On the brink of his lifelong desire, the right-handed pitcher spent another season in the minors.


Bruske pitched for triple-A Albuquerque and compiled a record of 7-5 with a 3.81 earned-run average. He struck out 95 batters in 111 1/3 innings.

On August 24 the Dodgers rewarded Bruske with the news he waited nine years to hear.

After being converted from an outfielder to a pitcher by the Cleveland Indians, the former first-round draft pick made it to the major leagues.

However, his major league debut in Philadelphia against the Phillies was anything but a dream. It was closer to a nightmare.

Philadelphia racked up five runs (three earned) and four hits as Bruske lasted one-third of an inning in relief.

“I was up at 5:30 a.m. and went to the park with only about two hours of sleep after flying in from Albuquerque,” Bruske said. “I guess it kind of showed.”

The Dodgers’ confidence in Bruske didn’t waver. The next day he pitched two scoreless innings of relief.


“I managed to face six hitters and allowed no runs and no hits,” Bruske said. “I definitely slept better that night.”

After the series in Philadelphia, the Dodgers returned home for a three-game series with the New York Mets.

And that’s when Bruske realized the ramifications of his decision earlier in the spring.

The Dodgers announced the promotion of third baseman Mike Busch, who had been a replacement player.

Bruske and Busch were teammates in Albuquerque, but their debuts in the big leagues were entirely different.

When the 30-year old Bruske was called up, the reception was warm and friendly.

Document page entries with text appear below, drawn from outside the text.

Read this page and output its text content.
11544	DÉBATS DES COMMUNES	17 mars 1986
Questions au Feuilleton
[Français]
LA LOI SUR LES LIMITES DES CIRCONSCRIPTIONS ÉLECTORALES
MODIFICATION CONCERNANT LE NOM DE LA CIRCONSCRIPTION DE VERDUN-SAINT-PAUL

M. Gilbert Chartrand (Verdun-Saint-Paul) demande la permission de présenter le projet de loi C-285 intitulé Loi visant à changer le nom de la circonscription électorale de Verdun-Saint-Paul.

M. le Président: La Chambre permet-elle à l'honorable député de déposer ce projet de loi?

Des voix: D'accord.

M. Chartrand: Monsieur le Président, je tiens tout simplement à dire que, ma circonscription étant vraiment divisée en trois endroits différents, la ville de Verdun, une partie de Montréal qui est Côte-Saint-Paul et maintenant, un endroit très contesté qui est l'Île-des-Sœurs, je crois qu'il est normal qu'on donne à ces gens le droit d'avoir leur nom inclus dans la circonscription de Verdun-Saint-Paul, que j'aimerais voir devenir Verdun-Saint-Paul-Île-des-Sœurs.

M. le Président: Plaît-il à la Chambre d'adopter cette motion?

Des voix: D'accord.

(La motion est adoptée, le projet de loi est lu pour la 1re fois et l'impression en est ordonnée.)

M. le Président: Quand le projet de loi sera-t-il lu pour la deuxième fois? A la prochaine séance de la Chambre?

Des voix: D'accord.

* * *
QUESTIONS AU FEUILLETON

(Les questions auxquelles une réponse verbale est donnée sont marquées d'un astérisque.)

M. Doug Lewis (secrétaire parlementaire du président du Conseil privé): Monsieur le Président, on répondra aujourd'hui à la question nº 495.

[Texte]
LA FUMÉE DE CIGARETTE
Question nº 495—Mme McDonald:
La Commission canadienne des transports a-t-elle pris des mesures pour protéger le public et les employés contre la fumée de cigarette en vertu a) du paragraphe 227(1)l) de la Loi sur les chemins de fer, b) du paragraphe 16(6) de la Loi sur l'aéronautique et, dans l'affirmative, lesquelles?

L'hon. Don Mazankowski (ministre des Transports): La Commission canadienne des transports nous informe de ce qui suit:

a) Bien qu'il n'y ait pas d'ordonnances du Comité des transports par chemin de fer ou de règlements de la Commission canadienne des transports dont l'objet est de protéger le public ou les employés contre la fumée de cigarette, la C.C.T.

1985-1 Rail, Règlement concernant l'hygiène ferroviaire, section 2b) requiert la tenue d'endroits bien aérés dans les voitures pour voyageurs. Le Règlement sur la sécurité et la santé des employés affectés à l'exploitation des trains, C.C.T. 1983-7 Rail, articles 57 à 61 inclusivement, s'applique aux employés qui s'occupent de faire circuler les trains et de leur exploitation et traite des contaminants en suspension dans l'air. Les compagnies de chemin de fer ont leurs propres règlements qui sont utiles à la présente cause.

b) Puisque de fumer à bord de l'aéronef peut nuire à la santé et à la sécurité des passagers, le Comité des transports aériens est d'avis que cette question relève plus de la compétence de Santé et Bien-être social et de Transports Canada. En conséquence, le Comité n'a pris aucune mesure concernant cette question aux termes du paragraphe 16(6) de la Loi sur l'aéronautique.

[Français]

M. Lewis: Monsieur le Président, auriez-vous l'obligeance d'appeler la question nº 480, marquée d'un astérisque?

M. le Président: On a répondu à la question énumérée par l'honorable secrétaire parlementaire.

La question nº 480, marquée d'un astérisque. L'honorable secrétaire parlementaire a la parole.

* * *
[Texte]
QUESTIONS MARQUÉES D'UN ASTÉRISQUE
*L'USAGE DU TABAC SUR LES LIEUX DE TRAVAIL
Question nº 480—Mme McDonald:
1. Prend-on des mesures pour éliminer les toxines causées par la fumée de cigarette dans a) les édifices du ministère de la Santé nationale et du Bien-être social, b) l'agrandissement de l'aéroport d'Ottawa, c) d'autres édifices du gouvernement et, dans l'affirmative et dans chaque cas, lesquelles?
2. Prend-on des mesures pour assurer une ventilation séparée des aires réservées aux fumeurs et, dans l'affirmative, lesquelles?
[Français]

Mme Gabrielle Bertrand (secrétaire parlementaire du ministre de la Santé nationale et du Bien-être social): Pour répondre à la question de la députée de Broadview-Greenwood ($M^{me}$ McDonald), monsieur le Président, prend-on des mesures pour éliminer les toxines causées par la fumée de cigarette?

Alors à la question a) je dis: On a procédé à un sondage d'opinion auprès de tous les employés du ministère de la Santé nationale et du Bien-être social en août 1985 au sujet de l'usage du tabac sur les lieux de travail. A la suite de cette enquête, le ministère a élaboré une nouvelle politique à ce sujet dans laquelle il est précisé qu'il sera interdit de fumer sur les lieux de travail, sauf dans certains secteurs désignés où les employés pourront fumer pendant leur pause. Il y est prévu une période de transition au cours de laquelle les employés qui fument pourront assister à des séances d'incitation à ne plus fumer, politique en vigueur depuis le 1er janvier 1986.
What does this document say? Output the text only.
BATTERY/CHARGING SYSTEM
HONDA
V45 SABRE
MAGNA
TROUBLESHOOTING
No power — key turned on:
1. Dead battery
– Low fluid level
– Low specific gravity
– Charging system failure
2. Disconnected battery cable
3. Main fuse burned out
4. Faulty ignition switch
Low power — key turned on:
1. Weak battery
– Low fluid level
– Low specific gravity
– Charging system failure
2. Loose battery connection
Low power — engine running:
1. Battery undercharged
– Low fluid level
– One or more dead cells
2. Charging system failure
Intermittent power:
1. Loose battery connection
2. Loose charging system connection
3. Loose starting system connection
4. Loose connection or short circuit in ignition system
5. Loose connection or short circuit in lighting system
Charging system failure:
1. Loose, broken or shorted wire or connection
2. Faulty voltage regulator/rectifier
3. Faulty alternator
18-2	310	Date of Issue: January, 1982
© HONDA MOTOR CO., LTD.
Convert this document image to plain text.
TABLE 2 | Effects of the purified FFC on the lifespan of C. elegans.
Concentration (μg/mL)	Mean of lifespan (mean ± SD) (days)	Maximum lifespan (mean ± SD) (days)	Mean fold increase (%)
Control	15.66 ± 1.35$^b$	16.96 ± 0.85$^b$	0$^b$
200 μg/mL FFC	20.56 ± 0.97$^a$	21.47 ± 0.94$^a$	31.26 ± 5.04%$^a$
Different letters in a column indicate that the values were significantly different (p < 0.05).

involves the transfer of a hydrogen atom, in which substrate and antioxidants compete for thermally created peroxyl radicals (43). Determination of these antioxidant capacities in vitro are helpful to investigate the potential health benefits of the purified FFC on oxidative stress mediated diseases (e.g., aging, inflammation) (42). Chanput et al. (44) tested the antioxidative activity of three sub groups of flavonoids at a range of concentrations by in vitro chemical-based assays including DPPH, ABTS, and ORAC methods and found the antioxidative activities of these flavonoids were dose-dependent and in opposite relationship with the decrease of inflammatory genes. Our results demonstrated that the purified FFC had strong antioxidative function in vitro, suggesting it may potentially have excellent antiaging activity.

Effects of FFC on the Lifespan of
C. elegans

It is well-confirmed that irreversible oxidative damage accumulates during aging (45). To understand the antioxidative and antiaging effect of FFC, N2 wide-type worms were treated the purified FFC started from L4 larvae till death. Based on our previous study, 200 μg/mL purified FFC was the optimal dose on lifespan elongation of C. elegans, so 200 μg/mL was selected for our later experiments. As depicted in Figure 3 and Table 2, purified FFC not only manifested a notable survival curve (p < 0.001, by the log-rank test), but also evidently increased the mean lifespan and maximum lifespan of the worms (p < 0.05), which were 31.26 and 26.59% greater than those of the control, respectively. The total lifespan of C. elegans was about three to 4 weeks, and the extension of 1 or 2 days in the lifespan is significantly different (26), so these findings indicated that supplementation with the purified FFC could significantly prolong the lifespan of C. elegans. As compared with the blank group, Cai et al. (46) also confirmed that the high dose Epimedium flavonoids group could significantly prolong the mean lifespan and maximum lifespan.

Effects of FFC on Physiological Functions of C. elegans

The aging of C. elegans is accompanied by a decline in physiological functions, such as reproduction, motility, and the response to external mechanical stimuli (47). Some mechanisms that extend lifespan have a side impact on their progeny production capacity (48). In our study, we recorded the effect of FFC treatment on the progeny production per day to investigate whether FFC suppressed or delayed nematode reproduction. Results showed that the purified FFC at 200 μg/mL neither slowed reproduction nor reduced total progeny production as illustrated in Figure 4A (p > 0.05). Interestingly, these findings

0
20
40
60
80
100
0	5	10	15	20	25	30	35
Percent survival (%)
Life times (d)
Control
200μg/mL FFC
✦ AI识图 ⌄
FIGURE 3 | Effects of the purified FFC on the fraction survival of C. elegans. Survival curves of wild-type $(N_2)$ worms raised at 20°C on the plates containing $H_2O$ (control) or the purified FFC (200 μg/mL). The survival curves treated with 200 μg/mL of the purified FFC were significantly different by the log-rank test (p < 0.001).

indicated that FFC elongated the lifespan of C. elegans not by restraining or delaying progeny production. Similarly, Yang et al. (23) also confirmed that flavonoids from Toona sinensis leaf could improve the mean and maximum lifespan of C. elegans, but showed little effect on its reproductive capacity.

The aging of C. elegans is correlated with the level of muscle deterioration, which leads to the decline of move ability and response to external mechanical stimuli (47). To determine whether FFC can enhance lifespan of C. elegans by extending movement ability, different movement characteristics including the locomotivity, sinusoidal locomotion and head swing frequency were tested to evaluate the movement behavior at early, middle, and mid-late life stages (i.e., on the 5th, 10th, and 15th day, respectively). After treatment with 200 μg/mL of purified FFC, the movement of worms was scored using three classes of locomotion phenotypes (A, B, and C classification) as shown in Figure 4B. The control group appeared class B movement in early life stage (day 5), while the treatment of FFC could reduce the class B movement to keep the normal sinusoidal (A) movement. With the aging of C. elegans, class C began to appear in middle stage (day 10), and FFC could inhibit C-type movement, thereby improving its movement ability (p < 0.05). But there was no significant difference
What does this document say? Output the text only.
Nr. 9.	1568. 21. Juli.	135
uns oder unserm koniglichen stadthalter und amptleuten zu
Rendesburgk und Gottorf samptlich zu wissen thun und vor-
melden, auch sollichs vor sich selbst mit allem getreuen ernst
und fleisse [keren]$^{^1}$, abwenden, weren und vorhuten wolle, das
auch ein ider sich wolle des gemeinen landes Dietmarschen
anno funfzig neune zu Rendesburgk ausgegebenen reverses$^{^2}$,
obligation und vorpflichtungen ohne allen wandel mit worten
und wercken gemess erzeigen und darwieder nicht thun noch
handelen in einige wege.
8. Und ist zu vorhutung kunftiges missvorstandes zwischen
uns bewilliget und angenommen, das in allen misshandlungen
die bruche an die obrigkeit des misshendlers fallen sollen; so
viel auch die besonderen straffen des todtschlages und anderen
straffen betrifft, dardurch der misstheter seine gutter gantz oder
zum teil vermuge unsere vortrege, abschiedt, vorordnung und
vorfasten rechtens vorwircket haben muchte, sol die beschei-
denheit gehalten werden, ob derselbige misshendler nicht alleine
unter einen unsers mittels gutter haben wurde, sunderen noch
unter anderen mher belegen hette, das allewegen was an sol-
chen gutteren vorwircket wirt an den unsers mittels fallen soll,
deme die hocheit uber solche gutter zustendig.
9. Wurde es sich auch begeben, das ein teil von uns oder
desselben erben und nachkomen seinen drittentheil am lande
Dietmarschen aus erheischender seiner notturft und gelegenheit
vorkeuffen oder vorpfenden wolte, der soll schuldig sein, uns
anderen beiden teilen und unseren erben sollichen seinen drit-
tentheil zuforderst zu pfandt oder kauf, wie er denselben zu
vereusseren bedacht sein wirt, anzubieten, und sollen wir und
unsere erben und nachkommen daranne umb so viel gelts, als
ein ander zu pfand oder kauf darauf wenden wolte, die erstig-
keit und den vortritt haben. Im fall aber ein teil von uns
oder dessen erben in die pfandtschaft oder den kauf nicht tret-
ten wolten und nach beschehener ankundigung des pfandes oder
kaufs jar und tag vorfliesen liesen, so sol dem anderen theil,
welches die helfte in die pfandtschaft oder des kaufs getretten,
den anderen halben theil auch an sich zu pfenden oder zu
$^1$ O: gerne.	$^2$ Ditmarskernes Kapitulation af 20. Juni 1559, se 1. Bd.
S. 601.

Several players rushed to greet him and offer their congratulations.

“It’s been an easy transition,” Bruske said. “The players said if I needed anything, they’d be there.”


That wasn’t the case for Busch.

Brett Butler, who was returning to Los Angeles for his first home series since being traded a year ago, openly voiced his dissatisfaction with having Busch on the club.


Bruske was getting a firsthand view on the treatment of a replacement player.

“No one knew what it was going to be like when a replacement player made the team,” Bruske said. “I wanted to be accepted by my peers when I made it.

“It was one of the smartest things I’ve done.”

Despite the players’ objections, Dodger vice-president Fred Claire said Busch will stay.

Bruske was temporarily sent to the minors Thursday to make room for Busch.

Because major-league rosters expanded to 40 players on Friday, Bruske was assigned to double-A San Antonio while Busch stayed with the big club.

“It was only a move on paper,” Bruske said. “I stayed at my hotel here and caught up on some conversation with a few friends.”

Bruske hasn’t made his home debut yet, but that hasn’t stopped him from rehearsing his entrance. When the team first arrived in Los Angeles he went to the mound and stared in awe at an empty Dodger Stadium.

“I’ve always watched games here from a fan’s standpoint,” Bruske said.

“The first time I get out there I’m going to pause, look around and enjoy the moment.”